Reading Anne Wysocki’s take on new media makes me optimistic for this reunification.  I truly think new media modes will allow for art and technology to stand together in harmonious texts.  I think the Web has already played a large role in improving technical writing by allowing for more artistic modes and methods to present instructions or data.  Drawing on Feenberg’s “acquisition of craft,” Wysocki connects with Pirsig on a Zen-like level.  “This notion of craft contains a particular sense of relationships among the maker of an object, the thing made, the users of the object, and the social context in which the object is made.  Under Feenberg’s conception, when someone makes an object that is both separate from her but that shows how she can use the tools and materials and techniques of her time, then she can see a possible self – a self positioned and working within the wide material conditions of her world, even shaping that world – in that object” (Writing New Media, 21).  If this “acquisition of craft” doesn’t scream Pirsig’s Quality I must be deaf.  It all goes back to giving a damn, doing things with care, and loving what you do.  This “self positioned and working within the wide material conditions of her world” is the autobiographical.

So is technical writing a genre that lends itself to autobiographical tendencies?  It seems Pirsig would like it to.  “The ancient Greeks never separated art from manufacture in their minds, and so never developed separate words for them” (Pirsig, 372).  I guess I’m willing to say technical writing was meant to have autobiographical tendencies, but we went and screwed it up.  Here’s an example of what I think Pirsig would call technical writing with some Quality, or with the art still in it.

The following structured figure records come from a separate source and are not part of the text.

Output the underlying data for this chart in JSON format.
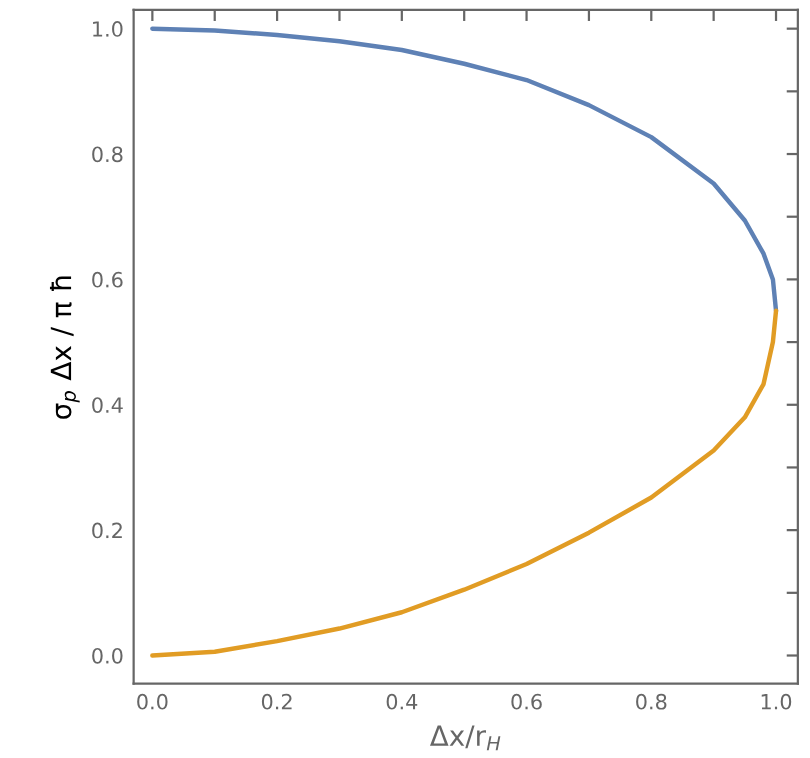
{
  "chart_data": {
    "type": "line",
    "xlabel": "Δx/r$_{H}$",
    "ylabel": "σ$_{p}$ Δx / π ħ",
    "xlim": [
      -0.03,
      1.035
    ],
    "ylim": [
      -0.045,
      1.03
    ],
    "xticks": [
      {
        "value": 0.0,
        "label": "0.0"
      },
      {
        "value": 0.1,
        "label": null
      },
      {
        "value": 0.2,
        "label": "0.2"
      },
      {
        "value": 0.3,
        "label": null
      },
      {
        "value": 0.4,
        "label": "0.4"
      },
      {
        "value": 0.5,
        "label": null
      },
      {
        "value": 0.6,
        "label": "0.6"
      },
      {
        "value": 0.7,
        "label": null
      },
      {
        "value": 0.8,
        "label": "0.8"
      },
      {
        "value": 0.9,
        "label": null
      },
      {
        "value": 1.0,
        "label": "1.0"
      }
    ],
    "yticks": [
      {
        "value": 0.0,
        "label": "0.0"
      },
      {
        "value": 0.1,
        "label": null
      },
      {
        "value": 0.2,
        "label": "0.2"
      },
      {
        "value": 0.3,
        "label": null
      },
      {
        "value": 0.4,
        "label": "0.4"
      },
      {
        "value": 0.5,
        "label": null
      },
      {
        "value": 0.6,
        "label": "0.6"
      },
      {
        "value": 0.7,
        "label": null
      },
      {
        "value": 0.8,
        "label": "0.8"
      },
      {
        "value": 0.9,
        "label": null
      },
      {
        "value": 1.0,
        "label": "1.0"
      }
    ],
    "grid": false,
    "marker": "none",
    "line_style": "solid",
    "series": [
      {
        "color": "#5e81b5",
        "x": [
          0,
          0.1,
          0.2,
          0.3,
          0.4,
          0.5,
          0.6,
          0.7,
          0.8,
          0.9,
          0.95,
          0.98,
          0.995,
          1.0
        ],
        "values": [
          1.0,
          0.997,
          0.99,
          0.98,
          0.966,
          0.944,
          0.918,
          0.878,
          0.827,
          0.753,
          0.694,
          0.641,
          0.6,
          0.55
        ]
      },
      {
        "color": "#e19c24",
        "x": [
          0,
          0.1,
          0.2,
          0.3,
          0.4,
          0.5,
          0.6,
          0.7,
          0.8,
          0.9,
          0.95,
          0.98,
          0.995,
          1.0
        ],
        "values": [
          0.0,
          0.006,
          0.023,
          0.043,
          0.069,
          0.105,
          0.146,
          0.196,
          0.252,
          0.327,
          0.38,
          0.433,
          0.5,
          0.55
        ]
      }
    ]
  }
}
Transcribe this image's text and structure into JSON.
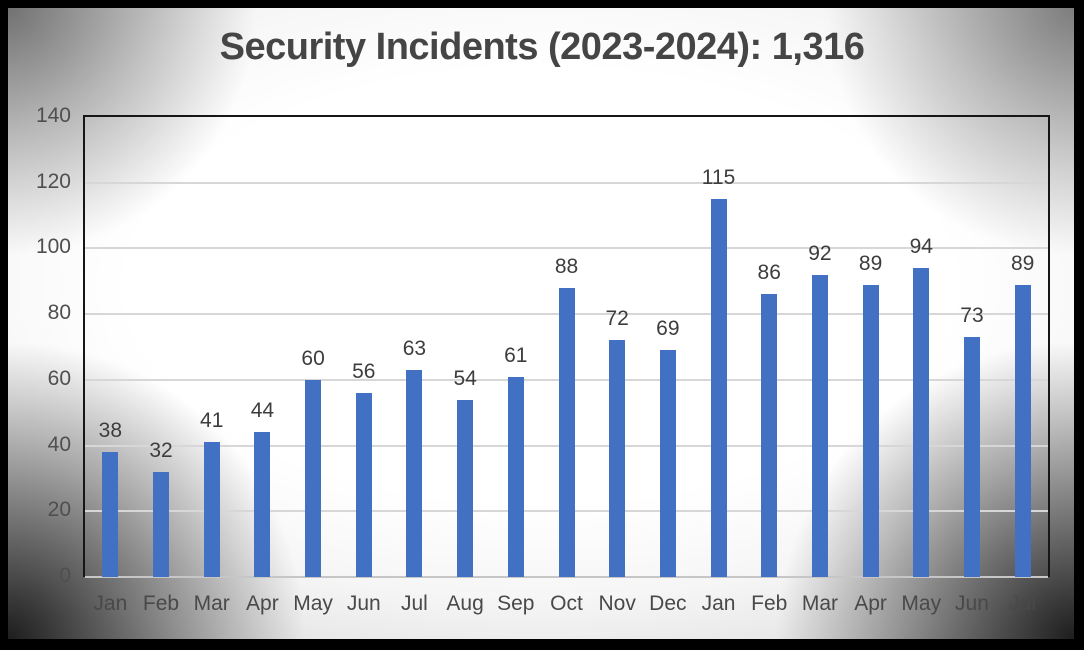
{
  "chart_data": {
    "type": "bar",
    "title": "Security Incidents (2023-2024): 1,316",
    "total": 1316,
    "categories": [
      "Jan",
      "Feb",
      "Mar",
      "Apr",
      "May",
      "Jun",
      "Jul",
      "Aug",
      "Sep",
      "Oct",
      "Nov",
      "Dec",
      "Jan",
      "Feb",
      "Mar",
      "Apr",
      "May",
      "Jun",
      "Jul"
    ],
    "values": [
      38,
      32,
      41,
      44,
      60,
      56,
      63,
      54,
      61,
      88,
      72,
      69,
      115,
      86,
      92,
      89,
      94,
      73,
      89
    ],
    "xlabel": "",
    "ylabel": "",
    "ylim": [
      0,
      140
    ],
    "yticks": [
      0,
      20,
      40,
      60,
      80,
      100,
      120,
      140
    ],
    "grid": true,
    "legend": false,
    "data_labels": true,
    "bar_color": "#4271c3",
    "gridline_color": "#d7d7d7",
    "plot_border_color": "#161616",
    "title_color": "#454545",
    "label_color": "#3d3d3d"
  }
}
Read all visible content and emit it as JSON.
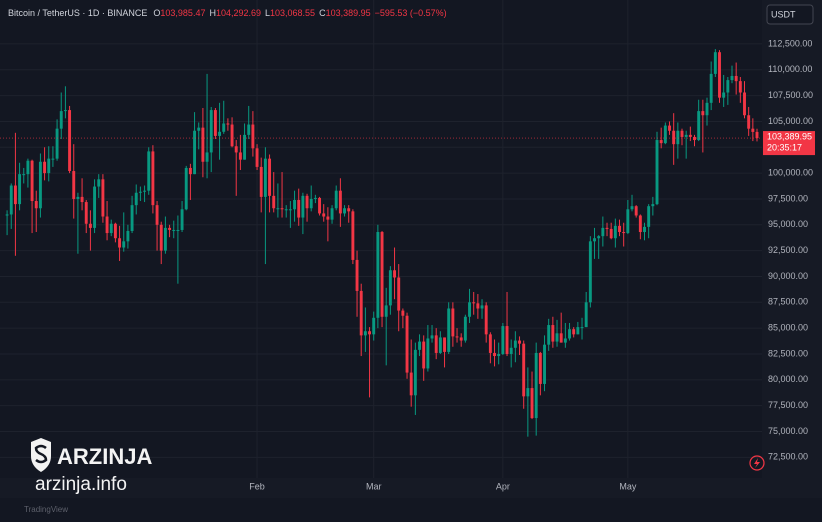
{
  "chart_data": {
    "type": "candlestick",
    "title": "Bitcoin / TetherUS · 1D · BINANCE",
    "ohlc_legend": [
      {
        "key": "O",
        "value": "103,985.47"
      },
      {
        "key": "H",
        "value": "104,292.69"
      },
      {
        "key": "L",
        "value": "103,068.55"
      },
      {
        "key": "C",
        "value": "103,389.95"
      }
    ],
    "change_label": "−595.53 (−0.57%)",
    "currency": "USDT",
    "last_price": {
      "label": "103,389.95",
      "countdown": "20:35:17"
    },
    "watermark": {
      "brand": "ARZINJA",
      "site": "arzinja.info"
    },
    "footer": "TradingView",
    "up_color": "#089981",
    "down_color": "#f23645",
    "grid": true,
    "open": [
      95900,
      96000,
      98800,
      97000,
      99900,
      99900,
      101200,
      97300,
      96600,
      101100,
      100000,
      101400,
      101400,
      104300,
      106000,
      106100,
      100200,
      97500,
      97700,
      97200,
      95100,
      94700,
      98700,
      99400,
      95800,
      94200,
      95100,
      93700,
      92800,
      93400,
      94400,
      96900,
      98100,
      98200,
      98300,
      102100,
      96900,
      95000,
      92500,
      94700,
      94500,
      94500,
      94500,
      96500,
      100500,
      99900,
      104100,
      104400,
      101100,
      102000,
      106100,
      103600,
      104000,
      104800,
      104700,
      102600,
      102000,
      101300,
      103700,
      104700,
      102400,
      100600,
      97700,
      101400,
      97800,
      96600,
      96600,
      96500,
      96500,
      96500,
      97400,
      95700,
      97800,
      96600,
      97500,
      97600,
      96100,
      95800,
      95500,
      96600,
      98300,
      96100,
      96600,
      96300,
      91600,
      88600,
      84300,
      84700,
      84400,
      86000,
      94300,
      86100,
      87200,
      90600,
      89900,
      86700,
      86200,
      80700,
      78500,
      82900,
      83700,
      81100,
      84000,
      84300,
      82600,
      84100,
      82700,
      86900,
      84200,
      84100,
      83800,
      86100,
      87500,
      87400,
      86900,
      87200,
      84400,
      82600,
      82300,
      82500,
      85200,
      82500,
      83100,
      83800,
      83500,
      78400,
      79200,
      76300,
      82600,
      79600,
      83400,
      85300,
      83700,
      84500,
      83600,
      84000,
      84900,
      84400,
      85100,
      85100,
      87500,
      93400,
      93700,
      93900,
      94700,
      94600,
      93700,
      94900,
      94300,
      94200,
      96500,
      96800,
      95900,
      94300,
      94800,
      96800,
      97000,
      103200,
      102900,
      104600,
      104100,
      102800,
      104100,
      103500,
      103700,
      103500,
      103200,
      106000,
      105600,
      106800,
      109600,
      111700,
      107300,
      107800,
      109000,
      109400,
      108900,
      107800,
      105600,
      104300,
      103985.47
    ],
    "high": [
      96400,
      99000,
      103900,
      101000,
      100500,
      101400,
      101300,
      98300,
      101900,
      102500,
      102600,
      102600,
      105200,
      107800,
      108400,
      106500,
      102800,
      98100,
      99500,
      97400,
      96400,
      99400,
      99900,
      99900,
      97300,
      95500,
      95200,
      94900,
      96200,
      95000,
      97800,
      98900,
      98700,
      98800,
      102500,
      102700,
      97300,
      95300,
      95800,
      95000,
      95400,
      95900,
      97300,
      100700,
      100900,
      105900,
      104900,
      106300,
      109600,
      106400,
      106300,
      106800,
      107000,
      105300,
      105400,
      103200,
      103700,
      104800,
      106500,
      106000,
      102800,
      101500,
      102500,
      101800,
      100100,
      99000,
      100100,
      96900,
      97300,
      98300,
      98500,
      98100,
      98000,
      98800,
      97900,
      97700,
      97000,
      96700,
      96900,
      98800,
      99500,
      96900,
      96900,
      96500,
      92500,
      89300,
      87000,
      85100,
      86600,
      95000,
      94400,
      88900,
      91000,
      92800,
      91200,
      86900,
      86500,
      83900,
      83600,
      84400,
      84300,
      85300,
      85300,
      85000,
      84700,
      84100,
      87500,
      87500,
      85000,
      84500,
      86300,
      88800,
      88500,
      88300,
      87800,
      87500,
      84600,
      83900,
      83600,
      85500,
      88500,
      83900,
      84700,
      84200,
      83800,
      81200,
      80800,
      83600,
      82700,
      84300,
      85900,
      86100,
      85800,
      86500,
      85500,
      85500,
      85100,
      85600,
      86000,
      88500,
      93900,
      94700,
      94000,
      95800,
      95200,
      95200,
      95600,
      95500,
      95200,
      97400,
      97900,
      96900,
      96000,
      95200,
      97000,
      97700,
      104000,
      104400,
      104900,
      105000,
      105800,
      104900,
      104300,
      104100,
      104500,
      103700,
      107100,
      107100,
      107300,
      110800,
      112000,
      111900,
      109500,
      109300,
      110400,
      110700,
      109300,
      108900,
      106400,
      105300,
      104292.69
    ],
    "low": [
      94000,
      94600,
      92000,
      96400,
      99000,
      98600,
      94200,
      94300,
      95700,
      99300,
      99200,
      100600,
      101200,
      103300,
      105300,
      100000,
      95600,
      92200,
      96400,
      94200,
      92500,
      94200,
      97600,
      95200,
      93500,
      93900,
      93300,
      91500,
      92400,
      92700,
      94200,
      96000,
      97300,
      97200,
      97900,
      96100,
      92500,
      91200,
      92200,
      93800,
      93700,
      89300,
      94300,
      96400,
      97400,
      99900,
      102300,
      99600,
      99500,
      100100,
      103300,
      101300,
      103800,
      104100,
      102500,
      97800,
      100300,
      101300,
      103300,
      101600,
      100300,
      96200,
      91200,
      96200,
      96200,
      95700,
      95700,
      95700,
      94700,
      95300,
      94900,
      94100,
      95300,
      96300,
      97100,
      95900,
      95300,
      93400,
      95100,
      96400,
      94800,
      95800,
      95200,
      91200,
      86100,
      82300,
      82700,
      78300,
      83800,
      85000,
      85100,
      81400,
      86300,
      87800,
      84700,
      85000,
      80100,
      77400,
      76600,
      82300,
      79900,
      80800,
      83600,
      82000,
      82500,
      81200,
      82500,
      83200,
      83600,
      83200,
      83600,
      85500,
      86300,
      85900,
      85900,
      83600,
      81600,
      81300,
      81500,
      82400,
      82300,
      81200,
      81700,
      82400,
      77200,
      74500,
      76200,
      74600,
      78500,
      78900,
      82800,
      83100,
      83200,
      83600,
      83100,
      83800,
      84100,
      84400,
      83900,
      85100,
      87000,
      91700,
      91700,
      92900,
      93900,
      93600,
      92800,
      93900,
      92900,
      94100,
      96300,
      95700,
      93600,
      93500,
      93700,
      95900,
      96900,
      102400,
      102800,
      103700,
      100800,
      101400,
      102700,
      101400,
      103100,
      102600,
      103100,
      102000,
      104600,
      106100,
      109300,
      106800,
      106400,
      106600,
      108700,
      107600,
      106800,
      105300,
      103600,
      103100,
      103068.55
    ],
    "close": [
      96000,
      98800,
      97000,
      99900,
      99900,
      101200,
      97300,
      96600,
      101100,
      100000,
      101400,
      101400,
      104300,
      106000,
      106100,
      100200,
      97500,
      97700,
      97200,
      95100,
      94700,
      98700,
      99400,
      95800,
      94200,
      95100,
      93700,
      92800,
      93400,
      94400,
      96900,
      98100,
      98200,
      98300,
      102100,
      96900,
      95000,
      92500,
      94700,
      94500,
      94500,
      94500,
      96500,
      100500,
      99900,
      104100,
      104400,
      101100,
      102000,
      106100,
      103600,
      104000,
      104800,
      104700,
      102600,
      102000,
      101300,
      103700,
      104700,
      102400,
      100600,
      97700,
      101400,
      97800,
      96600,
      96600,
      96500,
      96500,
      96500,
      97400,
      95700,
      97800,
      96600,
      97500,
      97600,
      96100,
      95800,
      95500,
      96600,
      98300,
      96100,
      96600,
      96300,
      91600,
      88600,
      84300,
      84700,
      84400,
      86000,
      94300,
      86100,
      87200,
      90600,
      89900,
      86700,
      86200,
      80700,
      78500,
      82900,
      83700,
      81100,
      84000,
      84300,
      82600,
      84100,
      82700,
      86900,
      84200,
      84100,
      83800,
      86100,
      87500,
      87400,
      86900,
      87200,
      84400,
      82600,
      82300,
      82500,
      85200,
      82500,
      83100,
      83800,
      83500,
      78400,
      79200,
      76300,
      82600,
      79600,
      83400,
      85300,
      83700,
      84500,
      83600,
      84000,
      84900,
      84400,
      85100,
      85100,
      87500,
      93400,
      93700,
      93900,
      94700,
      94600,
      93700,
      94900,
      94300,
      94200,
      96500,
      96800,
      95900,
      94300,
      94800,
      96800,
      97000,
      103200,
      102900,
      104600,
      104100,
      102800,
      104100,
      103500,
      103700,
      103500,
      103200,
      106000,
      105600,
      106800,
      109600,
      111700,
      107300,
      107800,
      109000,
      109400,
      108900,
      107800,
      105600,
      104300,
      103985.47,
      103389.95
    ],
    "xlim": [
      -1.7,
      181.2
    ],
    "xticks": [
      {
        "value": 60,
        "label": "Feb"
      },
      {
        "value": 88,
        "label": "Mar"
      },
      {
        "value": 119,
        "label": "Apr"
      },
      {
        "value": 149,
        "label": "May"
      }
    ],
    "ylim": [
      70500,
      116750
    ],
    "yticks": [
      {
        "value": 72500,
        "label": "72,500.00"
      },
      {
        "value": 75000,
        "label": "75,000.00"
      },
      {
        "value": 77500,
        "label": "77,500.00"
      },
      {
        "value": 80000,
        "label": "80,000.00"
      },
      {
        "value": 82500,
        "label": "82,500.00"
      },
      {
        "value": 85000,
        "label": "85,000.00"
      },
      {
        "value": 87500,
        "label": "87,500.00"
      },
      {
        "value": 90000,
        "label": "90,000.00"
      },
      {
        "value": 92500,
        "label": "92,500.00"
      },
      {
        "value": 95000,
        "label": "95,000.00"
      },
      {
        "value": 97500,
        "label": "97,500.00"
      },
      {
        "value": 100000,
        "label": "100,000.00"
      },
      {
        "value": 102500,
        "label": "102,500.00"
      },
      {
        "value": 105000,
        "label": "105,000.00"
      },
      {
        "value": 107500,
        "label": "107,500.00"
      },
      {
        "value": 110000,
        "label": "110,000.00"
      },
      {
        "value": 112500,
        "label": "112,500.00"
      }
    ]
  }
}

Though it’s a long time coming, I do think if we heed Wysocki’s warning to read with generosity and “approach different-looking texts with the assumption not that mistakes were made but that choices were made and are being tried out,” (Writing New Media, 23) we can inject technology with an artistic adrenaline needle and make swing sets and motorcycles easier and more enjoyable to assemble or maintain.  Keeping an open mind is essential to effective argument, as Corder would advise, and Wysocki echoes his concern that we just aren’t caring enough.  We’re too quick to judge a book by its cover and in our investigation of rhetoric in new media I know we’ll find that technology can help make texts available to wider audiences, not because of the vastness of the Web, but because of the opportunities available in the presentation of new media modes.

Anthony Varriano

Anthony Varriano is a storyteller, pro wrestling ring announcer, and public address announcer for amateur hockey in the State of Hockey. He is editor of Go Gonzo Journal and producer, editor, and host of Minnesota Foul Play-by-Play, a podcast providing colorful commentary on Minnesota sports and foul play in sports. He spent six years as a newspaper journalist, sportswriter, and photographer.

One thought on “All Art is Autobiographical, especially New Media

  • jenny thornburg

    Anthony,
    I had to respond to your discourse on art. You quote Persig: “At present we are also snowed under with a lot of stylishness in the arts – thin art – because there’s very little assimilation or extension into underlying form.” In my Lit 438 class, Wallace Stevens poetry and the Lucretian Sublime, we discussed the idea of the ‘thing behind the thing.’ Picasso painted a portrait of Gertrude Stein, which people said looked nothing like her. Picasso’s response was–“It will.”
    The idea is that he was painting at a deeper level. He was painting not just an image, but all the things behind the scene that make up Gertrude Stein. That it didn’t look like her actual physical form, was irrelevant. Picasso may also have meant that in time, she would come to resemble the portrait, at least in public conception. Stevens makes a revealing statement in his poem, Postcard from A Volcano: “…and what we said of it became a part of what it is.” This loops back to the idea of social interaction, how identity is formed through social context. Shipka says texts can be landscapes, conversations. Then surely they can also be images, paintings. Which makes a strong case for the use of image in writing.
    When Persig claims, “The time for real reunification of art and technology is really long overdue,” I heartily agree.